The 10-Year Ban on State AI Law Lives, At Least for Now, in Senate Version of Budget Bill

The 10-Year Ban on State AI Law Lives, At Least for Now, in Senate Version of Budget Bill


The Republican-led Senate Energy and Commerce Committee on Thursday released its version of the Big Beautiful budget bill passed by the House of Representatives last month with a modified version of the 10-year moratorium on state AI laws still attached. Rather than an outright ban on enforcing such laws, as in the House bill, the Senate version conditions a state receiving money from a new $500 million fund to carry out the Commerce Department’s Broadband, Equity, Access, and Deployment (BEAD) Program on the state agreeing to “pause” enforcement of its own AI laws for 10 years.

According to a summary of the bill prepared by the committee, such a pause would not apply to any regulation that has the primary purpose of “removing legal impediments to or facilitate the deployment” or AI models or systems, or has the purpose of “streamlining licensing, permitting, routing, zoning, procurement, or reporting procedures in a manner that facilitates the adoption of such models or systems.”

The change introduced in the Senate version is primarily intended to allow the provision to pass muster under the Senate’s so-called Byrd rule, which proscribes what can be included in a budget reconciliation measure, by tying the ban at least nominally to a spending measure. It could also potentially help win over GOP opponents of the House version by giving states a measure of discretion over whether to accept the ban.

Whether it will succeed on either count, however, is unclear. Asked whether the change is enough for the provision to get past the Byrd rule, Senate Majority Leader John Thune (R-SD) said simply, “we’ll see.” The decision rests with the Senate parliamentarian, although Thune has the authority to replace the parliamentary scorekeeper.

Related: Proposed Federal Ban on State Regulation of AI

Two GOP senators, Josh Hawley (Mo.) and Marsha Blackburn (Tenn.) previously voiced opposition to the House version provision. Neither offered an immediate comment on the Senate version of the ban, although Blackburn expressed support for the overall bill in a post on X. Hawley voiced objection to other parts of the Senate draft, including the addition of cuts to Medicaid benefits, rather than merely imposing a work requirement as in the House bill.

Over in the House, Rep. Marjorie Taylor Greene (R-Ga.), went public last week with a scathing objection to the ban and vowed to vote against the overall bill after having voted for it the first time, if the provision was not removed.

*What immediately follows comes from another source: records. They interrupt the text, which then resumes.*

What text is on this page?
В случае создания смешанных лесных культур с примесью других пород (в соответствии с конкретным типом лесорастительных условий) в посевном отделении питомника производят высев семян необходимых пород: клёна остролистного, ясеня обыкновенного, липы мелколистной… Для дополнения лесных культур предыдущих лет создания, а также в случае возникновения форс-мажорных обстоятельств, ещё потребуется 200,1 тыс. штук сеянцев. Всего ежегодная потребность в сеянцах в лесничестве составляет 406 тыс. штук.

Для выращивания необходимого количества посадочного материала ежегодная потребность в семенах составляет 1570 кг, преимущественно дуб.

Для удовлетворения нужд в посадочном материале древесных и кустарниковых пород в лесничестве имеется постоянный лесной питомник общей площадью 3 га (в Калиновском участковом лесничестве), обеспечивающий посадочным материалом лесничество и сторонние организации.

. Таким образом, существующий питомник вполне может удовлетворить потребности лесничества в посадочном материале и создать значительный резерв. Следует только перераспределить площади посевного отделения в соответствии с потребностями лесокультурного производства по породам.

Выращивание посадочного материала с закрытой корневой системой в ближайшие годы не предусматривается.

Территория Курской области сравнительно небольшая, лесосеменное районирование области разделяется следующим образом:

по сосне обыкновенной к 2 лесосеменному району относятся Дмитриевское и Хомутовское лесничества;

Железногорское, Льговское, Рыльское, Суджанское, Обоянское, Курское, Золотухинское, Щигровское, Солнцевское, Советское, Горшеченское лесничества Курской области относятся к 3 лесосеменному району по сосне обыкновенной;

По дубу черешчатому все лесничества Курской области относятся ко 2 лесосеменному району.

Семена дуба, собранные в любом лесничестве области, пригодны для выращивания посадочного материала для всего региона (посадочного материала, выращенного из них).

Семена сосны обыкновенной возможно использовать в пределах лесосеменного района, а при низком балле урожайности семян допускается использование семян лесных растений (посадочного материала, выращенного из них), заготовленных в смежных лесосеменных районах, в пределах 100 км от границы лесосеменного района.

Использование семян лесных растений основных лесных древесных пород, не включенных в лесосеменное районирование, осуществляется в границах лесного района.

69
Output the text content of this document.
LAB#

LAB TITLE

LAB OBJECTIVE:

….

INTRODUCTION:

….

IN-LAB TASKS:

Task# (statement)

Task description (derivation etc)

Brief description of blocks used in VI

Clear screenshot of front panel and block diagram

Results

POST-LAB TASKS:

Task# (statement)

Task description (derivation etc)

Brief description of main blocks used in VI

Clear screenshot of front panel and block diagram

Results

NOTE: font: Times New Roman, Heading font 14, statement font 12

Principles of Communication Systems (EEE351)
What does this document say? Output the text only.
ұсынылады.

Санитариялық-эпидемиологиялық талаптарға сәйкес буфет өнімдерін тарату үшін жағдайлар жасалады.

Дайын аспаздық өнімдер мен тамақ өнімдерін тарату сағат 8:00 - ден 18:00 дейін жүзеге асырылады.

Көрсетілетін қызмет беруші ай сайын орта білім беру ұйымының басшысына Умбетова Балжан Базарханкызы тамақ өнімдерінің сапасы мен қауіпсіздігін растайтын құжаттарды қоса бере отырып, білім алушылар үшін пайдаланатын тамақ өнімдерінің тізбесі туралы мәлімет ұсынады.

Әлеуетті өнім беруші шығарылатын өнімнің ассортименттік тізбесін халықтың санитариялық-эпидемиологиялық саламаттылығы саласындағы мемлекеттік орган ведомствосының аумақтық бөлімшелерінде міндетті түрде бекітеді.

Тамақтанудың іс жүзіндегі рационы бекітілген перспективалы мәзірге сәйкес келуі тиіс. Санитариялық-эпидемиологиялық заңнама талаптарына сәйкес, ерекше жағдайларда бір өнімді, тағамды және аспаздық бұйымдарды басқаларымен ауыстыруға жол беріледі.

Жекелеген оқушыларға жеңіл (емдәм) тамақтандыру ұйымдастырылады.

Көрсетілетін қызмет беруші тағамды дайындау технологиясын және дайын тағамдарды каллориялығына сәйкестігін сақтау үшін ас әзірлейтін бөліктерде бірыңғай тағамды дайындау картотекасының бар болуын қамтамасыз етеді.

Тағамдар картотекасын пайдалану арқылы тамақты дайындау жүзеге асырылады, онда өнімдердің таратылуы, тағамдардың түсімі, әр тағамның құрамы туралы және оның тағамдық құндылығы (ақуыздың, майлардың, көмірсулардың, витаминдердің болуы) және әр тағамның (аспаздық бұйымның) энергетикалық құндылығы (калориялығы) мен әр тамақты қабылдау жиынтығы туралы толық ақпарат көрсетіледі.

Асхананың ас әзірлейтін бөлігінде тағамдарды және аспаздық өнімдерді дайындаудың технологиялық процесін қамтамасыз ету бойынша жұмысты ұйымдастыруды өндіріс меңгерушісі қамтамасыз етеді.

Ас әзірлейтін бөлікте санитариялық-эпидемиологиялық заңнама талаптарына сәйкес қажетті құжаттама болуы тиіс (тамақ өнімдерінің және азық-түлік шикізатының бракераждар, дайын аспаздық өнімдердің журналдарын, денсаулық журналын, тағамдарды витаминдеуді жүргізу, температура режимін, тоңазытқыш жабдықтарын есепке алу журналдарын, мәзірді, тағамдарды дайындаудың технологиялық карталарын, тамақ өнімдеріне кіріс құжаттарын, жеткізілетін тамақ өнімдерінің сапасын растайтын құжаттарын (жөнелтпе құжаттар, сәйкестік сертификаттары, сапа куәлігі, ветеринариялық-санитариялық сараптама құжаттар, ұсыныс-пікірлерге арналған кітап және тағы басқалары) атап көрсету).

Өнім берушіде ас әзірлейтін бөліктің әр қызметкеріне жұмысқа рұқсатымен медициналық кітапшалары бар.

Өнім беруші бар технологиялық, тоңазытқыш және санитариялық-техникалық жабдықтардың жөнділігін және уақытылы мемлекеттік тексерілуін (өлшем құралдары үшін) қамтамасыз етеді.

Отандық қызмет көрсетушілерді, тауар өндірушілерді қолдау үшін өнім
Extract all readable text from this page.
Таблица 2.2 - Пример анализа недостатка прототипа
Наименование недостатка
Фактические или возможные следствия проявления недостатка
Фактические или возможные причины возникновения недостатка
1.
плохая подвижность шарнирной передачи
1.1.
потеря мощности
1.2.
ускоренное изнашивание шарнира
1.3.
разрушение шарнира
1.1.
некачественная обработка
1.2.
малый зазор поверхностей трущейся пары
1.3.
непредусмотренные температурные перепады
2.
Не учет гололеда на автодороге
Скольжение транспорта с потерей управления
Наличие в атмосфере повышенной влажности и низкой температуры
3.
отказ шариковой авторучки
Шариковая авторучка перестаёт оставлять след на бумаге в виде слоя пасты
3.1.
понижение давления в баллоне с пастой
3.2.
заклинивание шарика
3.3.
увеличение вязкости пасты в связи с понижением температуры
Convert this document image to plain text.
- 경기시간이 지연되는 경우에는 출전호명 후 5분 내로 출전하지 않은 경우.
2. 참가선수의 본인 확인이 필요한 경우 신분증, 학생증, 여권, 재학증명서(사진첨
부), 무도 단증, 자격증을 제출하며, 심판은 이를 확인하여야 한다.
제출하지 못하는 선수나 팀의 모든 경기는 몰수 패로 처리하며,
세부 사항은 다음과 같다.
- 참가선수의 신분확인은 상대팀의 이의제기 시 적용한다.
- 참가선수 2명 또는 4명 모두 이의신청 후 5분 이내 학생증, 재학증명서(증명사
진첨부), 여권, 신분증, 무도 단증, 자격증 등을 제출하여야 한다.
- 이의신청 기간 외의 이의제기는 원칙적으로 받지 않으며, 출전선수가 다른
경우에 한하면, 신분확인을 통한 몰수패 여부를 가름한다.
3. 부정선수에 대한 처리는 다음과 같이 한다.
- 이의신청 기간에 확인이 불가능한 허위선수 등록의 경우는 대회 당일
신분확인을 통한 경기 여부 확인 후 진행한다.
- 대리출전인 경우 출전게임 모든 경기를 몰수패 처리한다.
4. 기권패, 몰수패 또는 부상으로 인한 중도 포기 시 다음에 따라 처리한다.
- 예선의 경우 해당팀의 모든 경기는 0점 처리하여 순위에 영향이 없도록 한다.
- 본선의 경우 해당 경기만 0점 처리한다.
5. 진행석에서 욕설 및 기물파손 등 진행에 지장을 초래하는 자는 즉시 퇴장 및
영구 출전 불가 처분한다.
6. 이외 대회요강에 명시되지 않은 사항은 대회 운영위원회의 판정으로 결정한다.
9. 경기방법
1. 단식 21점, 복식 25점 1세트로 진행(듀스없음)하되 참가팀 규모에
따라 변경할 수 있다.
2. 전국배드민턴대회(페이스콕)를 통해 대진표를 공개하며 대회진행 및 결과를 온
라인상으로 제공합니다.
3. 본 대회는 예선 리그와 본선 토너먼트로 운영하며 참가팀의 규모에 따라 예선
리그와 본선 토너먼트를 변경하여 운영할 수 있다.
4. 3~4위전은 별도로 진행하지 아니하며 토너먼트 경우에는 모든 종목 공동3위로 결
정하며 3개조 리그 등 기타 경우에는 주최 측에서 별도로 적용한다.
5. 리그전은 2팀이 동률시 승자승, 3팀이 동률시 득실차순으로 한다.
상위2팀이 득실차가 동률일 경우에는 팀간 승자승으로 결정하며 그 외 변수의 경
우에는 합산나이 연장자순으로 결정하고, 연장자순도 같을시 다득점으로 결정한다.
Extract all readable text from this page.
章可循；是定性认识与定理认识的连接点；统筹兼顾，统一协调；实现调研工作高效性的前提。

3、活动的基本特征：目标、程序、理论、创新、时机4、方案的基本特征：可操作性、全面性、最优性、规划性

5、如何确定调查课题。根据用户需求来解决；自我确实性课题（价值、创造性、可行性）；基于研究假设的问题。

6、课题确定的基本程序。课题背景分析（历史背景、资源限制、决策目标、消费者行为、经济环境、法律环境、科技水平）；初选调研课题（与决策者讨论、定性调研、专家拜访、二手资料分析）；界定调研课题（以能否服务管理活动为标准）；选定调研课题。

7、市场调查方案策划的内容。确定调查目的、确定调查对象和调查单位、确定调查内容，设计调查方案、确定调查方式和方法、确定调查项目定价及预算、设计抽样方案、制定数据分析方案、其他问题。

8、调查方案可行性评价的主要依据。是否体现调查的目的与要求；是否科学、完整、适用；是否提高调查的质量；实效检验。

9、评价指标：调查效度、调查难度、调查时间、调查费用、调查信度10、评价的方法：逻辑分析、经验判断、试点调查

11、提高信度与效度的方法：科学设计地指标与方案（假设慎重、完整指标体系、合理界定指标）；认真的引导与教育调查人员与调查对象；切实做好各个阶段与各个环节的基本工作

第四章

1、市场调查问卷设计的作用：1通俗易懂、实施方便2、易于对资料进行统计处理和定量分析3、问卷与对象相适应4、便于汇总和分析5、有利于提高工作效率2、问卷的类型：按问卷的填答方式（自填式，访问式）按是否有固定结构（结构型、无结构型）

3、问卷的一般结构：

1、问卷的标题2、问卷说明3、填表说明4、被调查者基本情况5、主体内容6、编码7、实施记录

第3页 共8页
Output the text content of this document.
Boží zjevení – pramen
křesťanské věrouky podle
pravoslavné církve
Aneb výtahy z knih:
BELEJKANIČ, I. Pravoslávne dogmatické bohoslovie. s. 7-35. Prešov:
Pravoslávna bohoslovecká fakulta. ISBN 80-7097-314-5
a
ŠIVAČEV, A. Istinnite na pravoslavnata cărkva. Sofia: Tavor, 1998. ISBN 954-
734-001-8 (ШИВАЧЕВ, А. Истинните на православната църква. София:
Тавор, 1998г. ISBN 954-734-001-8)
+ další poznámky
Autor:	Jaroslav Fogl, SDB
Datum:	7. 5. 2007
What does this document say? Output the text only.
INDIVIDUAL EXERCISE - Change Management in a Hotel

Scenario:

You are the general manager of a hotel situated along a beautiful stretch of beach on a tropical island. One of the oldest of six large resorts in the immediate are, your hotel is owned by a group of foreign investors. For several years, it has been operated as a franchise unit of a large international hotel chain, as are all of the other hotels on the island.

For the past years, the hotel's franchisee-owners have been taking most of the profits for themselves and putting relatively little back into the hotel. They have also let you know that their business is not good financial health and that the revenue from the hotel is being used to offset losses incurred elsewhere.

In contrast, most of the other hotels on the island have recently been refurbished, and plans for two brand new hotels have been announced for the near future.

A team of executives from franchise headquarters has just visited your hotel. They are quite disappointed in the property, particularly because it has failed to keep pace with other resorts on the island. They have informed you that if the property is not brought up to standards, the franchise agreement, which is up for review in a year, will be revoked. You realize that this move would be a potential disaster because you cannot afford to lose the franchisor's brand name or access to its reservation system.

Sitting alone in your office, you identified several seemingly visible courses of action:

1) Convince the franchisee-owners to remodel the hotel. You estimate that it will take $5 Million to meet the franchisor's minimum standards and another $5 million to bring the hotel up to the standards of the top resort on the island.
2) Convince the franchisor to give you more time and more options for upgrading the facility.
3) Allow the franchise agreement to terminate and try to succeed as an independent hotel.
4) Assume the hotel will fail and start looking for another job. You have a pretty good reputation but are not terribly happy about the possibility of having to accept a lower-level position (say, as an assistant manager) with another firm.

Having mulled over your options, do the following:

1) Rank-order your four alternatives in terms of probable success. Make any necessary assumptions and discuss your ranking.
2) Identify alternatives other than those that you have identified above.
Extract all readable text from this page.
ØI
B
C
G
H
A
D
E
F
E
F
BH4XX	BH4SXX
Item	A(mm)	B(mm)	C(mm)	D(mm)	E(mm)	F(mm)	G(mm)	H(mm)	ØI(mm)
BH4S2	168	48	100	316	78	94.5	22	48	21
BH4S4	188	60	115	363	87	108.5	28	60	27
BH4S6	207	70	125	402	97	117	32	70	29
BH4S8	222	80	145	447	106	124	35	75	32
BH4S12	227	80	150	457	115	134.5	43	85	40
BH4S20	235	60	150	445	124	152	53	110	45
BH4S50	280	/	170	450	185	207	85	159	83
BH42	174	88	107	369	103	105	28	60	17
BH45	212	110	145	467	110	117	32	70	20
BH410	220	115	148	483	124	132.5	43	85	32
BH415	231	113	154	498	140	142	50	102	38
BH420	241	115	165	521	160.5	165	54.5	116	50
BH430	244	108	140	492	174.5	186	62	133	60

“I’m not voting for the development of skynet and the rise of the machines by destroying federalism for 10 years by taking away state rights to regulate and make laws on all AI. Forcing eminent domain on people’s private properties to link the future skynet is not very Republican,” she wrote on X. “And with this clause, the state of GA would have no way to regulate or make laws to protect human jobs, property rights, and the safety and security of people of the state of Georgia.”

Her office had no immediate comment on the Senate version.

A separate provision of the Senate bill includes an apparent compromise that would allow the Federal Communications Commission to resume spectrum auctions, raising a projected $85 billion in federal revenue. The FCC’s previous authority had elapsed in 2023, and Senate Commerce chairman Ted Cruz (R-Texas) had feuded with defense hawks in the Senate who wanted to reserve the bandwidth for military use. The bill would restore the FCC’s authority through 2034 and require it to auction at least 800 megahertz  — 500 Mhz of federal and 300 non-federal spectrum – over the eight-year period.